Optimum Self Random Number Generation Rate and Its Application to Rate Distortion Perception Function
Ryo Nomura
TL;DR
This work extends SRNG from the variational distance to a broad class of $f$-divergences, providing a general rate formula $S_f(\Delta|{\bf X}) = K_f(\Delta|{\bf X})$ for $0 \le \Delta < f(0)$ and deriving explicit expressions for key divergences (e.g., variational distance, reverse KL, Hellinger, and $E_\gamma$-divergence). It reveals deep connections between SRNG, fixed-length source coding, and resolvability, via equalities to $L_f(\Delta|{\bf X})$ and $R(1-f^{-1}(\Delta)|{\bf X})$, and it applies these results to the rate-distortion perception (RDP) problem, yielding a general lower bound $R_f(D,\Delta) \ge \max\{ r(D|{\bf X}), K_f(\Delta|{\bf X}) \}$ with discussion of conditions for tightness. The paper also presents an alternative expression of the optimum SRNG rate in terms of the smooth max entropy $H_0(\cdot|{\bf X}^n)$, linking SRNG to smooth-entropy frameworks and offering a complementary perspective to information-spectrum methods.
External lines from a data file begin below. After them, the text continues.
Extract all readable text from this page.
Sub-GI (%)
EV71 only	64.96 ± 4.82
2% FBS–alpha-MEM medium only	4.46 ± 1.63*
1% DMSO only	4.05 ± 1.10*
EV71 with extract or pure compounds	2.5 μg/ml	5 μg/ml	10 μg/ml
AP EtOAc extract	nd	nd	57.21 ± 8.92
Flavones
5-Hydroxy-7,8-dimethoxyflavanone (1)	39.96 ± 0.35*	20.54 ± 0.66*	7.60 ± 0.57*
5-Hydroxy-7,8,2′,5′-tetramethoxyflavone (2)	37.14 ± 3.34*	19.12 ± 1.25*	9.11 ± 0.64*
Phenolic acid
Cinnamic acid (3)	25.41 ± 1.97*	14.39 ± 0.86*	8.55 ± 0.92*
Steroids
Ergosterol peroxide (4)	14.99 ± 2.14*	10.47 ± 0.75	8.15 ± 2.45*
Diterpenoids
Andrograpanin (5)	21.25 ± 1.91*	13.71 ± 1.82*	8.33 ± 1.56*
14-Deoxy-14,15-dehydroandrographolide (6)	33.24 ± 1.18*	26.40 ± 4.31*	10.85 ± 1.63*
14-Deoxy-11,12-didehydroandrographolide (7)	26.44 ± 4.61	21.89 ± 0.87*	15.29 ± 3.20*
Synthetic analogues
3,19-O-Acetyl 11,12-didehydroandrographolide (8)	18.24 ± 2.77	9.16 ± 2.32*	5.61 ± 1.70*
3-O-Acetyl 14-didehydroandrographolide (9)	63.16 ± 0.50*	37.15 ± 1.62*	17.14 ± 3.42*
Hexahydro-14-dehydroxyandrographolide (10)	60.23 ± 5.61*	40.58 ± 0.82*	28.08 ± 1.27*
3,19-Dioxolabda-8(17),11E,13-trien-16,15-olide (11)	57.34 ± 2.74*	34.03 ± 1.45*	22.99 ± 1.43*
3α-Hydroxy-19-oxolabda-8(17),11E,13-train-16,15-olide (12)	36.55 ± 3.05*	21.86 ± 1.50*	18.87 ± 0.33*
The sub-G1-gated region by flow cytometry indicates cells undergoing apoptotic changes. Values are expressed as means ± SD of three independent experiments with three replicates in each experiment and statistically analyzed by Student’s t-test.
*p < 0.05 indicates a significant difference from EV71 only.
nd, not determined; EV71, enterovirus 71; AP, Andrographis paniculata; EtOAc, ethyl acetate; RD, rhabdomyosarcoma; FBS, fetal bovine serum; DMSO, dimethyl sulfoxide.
Overall, the results deepen the theoretical understanding of SRNG under general divergences and provide practical tools for analyzing perceptual-rate tradeoffs in lossy coding.
Abstract
The self-random number generation (SRNG) problem is considered for general setting. In the literature, the optimum SRNG rate with respect to the variational distance has been discussed. In this paper, we first try to characterize the optimum SRNG rate with respect to a subclass of $f$-divergences. The subclass of $f$-divergences considered in this paper includes typical distance measures such as the variational distance, the KL divergence, the Hellinger distance and so on. Hence our result can be considered as a generalization of the previous result with respect to the variational distance. Next, we consider the obtained optimum SRNG rate from several viewpoints. The $\varepsilon$-source coding problem is one of related problems with the SRNG problem. Our results reveal how the SRNG problem with the $f$-divergence relate to the $\varepsilon$-fixed-length source coding problem. We also apply our results to the rate distortion perception (RDP) function. As a result, we can establish a lower bound for the RDP function with respect to $f$-divergences using our findings. Finally, we discuss the representation of the optimum SRNG rate using the smooth Rényi entropy.